I won because the work was good — and because, for once, the work got seen.
The bowls sold out in a day. Then the next batch. I raised my prices twice, and they still sold.
But the thing I’m proudest of isn’t the orders.
I used the money to start a Saturday workshop in my shop. Free. For kids who are missing a hand, an arm, a leg — kids who’ve already been told by some gym teacher or some stranger online exactly what they’ll supposedly never be able to do.
I teach them to turn a bowl.
The first thing I tell every single one of them, before they ever touch a tool, is the same thing.
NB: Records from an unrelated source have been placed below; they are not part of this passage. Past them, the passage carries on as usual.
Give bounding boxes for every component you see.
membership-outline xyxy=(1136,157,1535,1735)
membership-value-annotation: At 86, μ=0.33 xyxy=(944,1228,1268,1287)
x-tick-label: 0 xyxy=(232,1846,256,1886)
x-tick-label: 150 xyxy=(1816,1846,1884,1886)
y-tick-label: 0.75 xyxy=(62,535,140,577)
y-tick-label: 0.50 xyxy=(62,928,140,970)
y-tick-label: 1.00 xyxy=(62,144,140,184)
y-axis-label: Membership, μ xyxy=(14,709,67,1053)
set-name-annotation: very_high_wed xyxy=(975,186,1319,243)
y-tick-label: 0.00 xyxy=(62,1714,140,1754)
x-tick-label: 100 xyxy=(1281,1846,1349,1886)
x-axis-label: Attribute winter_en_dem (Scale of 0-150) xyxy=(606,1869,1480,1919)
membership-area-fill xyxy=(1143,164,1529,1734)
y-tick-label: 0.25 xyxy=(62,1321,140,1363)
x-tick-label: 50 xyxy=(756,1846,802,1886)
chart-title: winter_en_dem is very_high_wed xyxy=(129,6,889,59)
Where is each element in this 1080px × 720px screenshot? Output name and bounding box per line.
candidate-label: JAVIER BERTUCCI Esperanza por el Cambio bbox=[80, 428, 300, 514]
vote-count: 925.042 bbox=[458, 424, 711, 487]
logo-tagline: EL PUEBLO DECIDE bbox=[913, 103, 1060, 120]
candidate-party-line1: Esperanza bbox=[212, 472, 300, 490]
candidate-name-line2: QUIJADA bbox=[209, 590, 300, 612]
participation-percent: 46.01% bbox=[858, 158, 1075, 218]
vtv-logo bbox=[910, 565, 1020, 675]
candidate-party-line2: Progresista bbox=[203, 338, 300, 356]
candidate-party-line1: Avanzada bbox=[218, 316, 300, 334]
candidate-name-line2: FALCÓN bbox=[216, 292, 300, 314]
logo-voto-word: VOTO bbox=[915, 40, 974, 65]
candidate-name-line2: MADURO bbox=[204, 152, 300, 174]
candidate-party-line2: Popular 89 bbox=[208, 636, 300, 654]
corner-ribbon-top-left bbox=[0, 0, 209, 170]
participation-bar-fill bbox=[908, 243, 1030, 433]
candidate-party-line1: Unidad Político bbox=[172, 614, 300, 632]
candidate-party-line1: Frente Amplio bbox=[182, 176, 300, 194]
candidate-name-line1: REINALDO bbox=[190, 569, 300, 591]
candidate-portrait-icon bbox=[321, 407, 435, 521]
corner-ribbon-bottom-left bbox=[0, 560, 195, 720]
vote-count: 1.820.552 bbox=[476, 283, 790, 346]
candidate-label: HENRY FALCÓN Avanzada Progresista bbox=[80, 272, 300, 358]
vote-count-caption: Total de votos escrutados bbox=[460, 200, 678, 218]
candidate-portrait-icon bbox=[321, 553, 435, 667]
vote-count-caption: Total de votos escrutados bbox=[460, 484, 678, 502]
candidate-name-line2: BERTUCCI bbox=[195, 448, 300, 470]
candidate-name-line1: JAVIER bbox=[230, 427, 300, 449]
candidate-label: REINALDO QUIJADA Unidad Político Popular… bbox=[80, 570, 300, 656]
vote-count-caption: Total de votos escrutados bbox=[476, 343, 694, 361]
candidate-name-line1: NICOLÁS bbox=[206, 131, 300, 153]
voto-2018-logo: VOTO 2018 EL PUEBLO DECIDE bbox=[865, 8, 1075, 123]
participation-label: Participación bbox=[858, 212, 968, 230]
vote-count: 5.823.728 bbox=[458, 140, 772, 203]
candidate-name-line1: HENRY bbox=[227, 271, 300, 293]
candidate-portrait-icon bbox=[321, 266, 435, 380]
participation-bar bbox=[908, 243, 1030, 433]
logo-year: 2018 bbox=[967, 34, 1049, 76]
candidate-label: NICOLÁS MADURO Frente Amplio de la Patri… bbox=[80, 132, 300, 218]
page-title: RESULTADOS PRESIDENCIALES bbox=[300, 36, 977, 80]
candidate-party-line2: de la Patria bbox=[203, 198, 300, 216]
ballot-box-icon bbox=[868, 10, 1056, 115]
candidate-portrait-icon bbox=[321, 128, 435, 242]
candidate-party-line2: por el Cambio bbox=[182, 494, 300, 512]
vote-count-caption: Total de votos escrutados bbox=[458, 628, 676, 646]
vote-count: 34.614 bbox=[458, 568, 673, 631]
“There are no excuses in here. There’s just the wood, and your hands, and what you decide to make of it.”
A reporter asked me, during that strange, loud week, whether I felt I’d finally “gotten my revenge.”
I told her no. Revenge would have meant making the whole thing about Derek — and I’ve spent my entire career refusing to let small men set the terms of my work.
That minute of video was never aimed at him. It was aimed at the kid scrolling alone at midnight who’d just been told, by some stranger with a ring light and a following, that their own body was an excuse.
I wanted that kid to watch a bowl rise up out of a block of maple under one hand, and think: oh. So that was a lie too.
The first Saturday I opened the workshop, eleven families showed up. I had planned for three.
Derek messaged me once, months later. “No hard feelings?” he wrote. “Maybe we could collab. Your audience is huge now.”
I didn’t answer.
I had a bowl on the lathe, and a ten-year-old at my elbow learning to brace a chisel against her forearm — exactly the way I do.
Some excuses, it turns out, just need a little more time on the wood.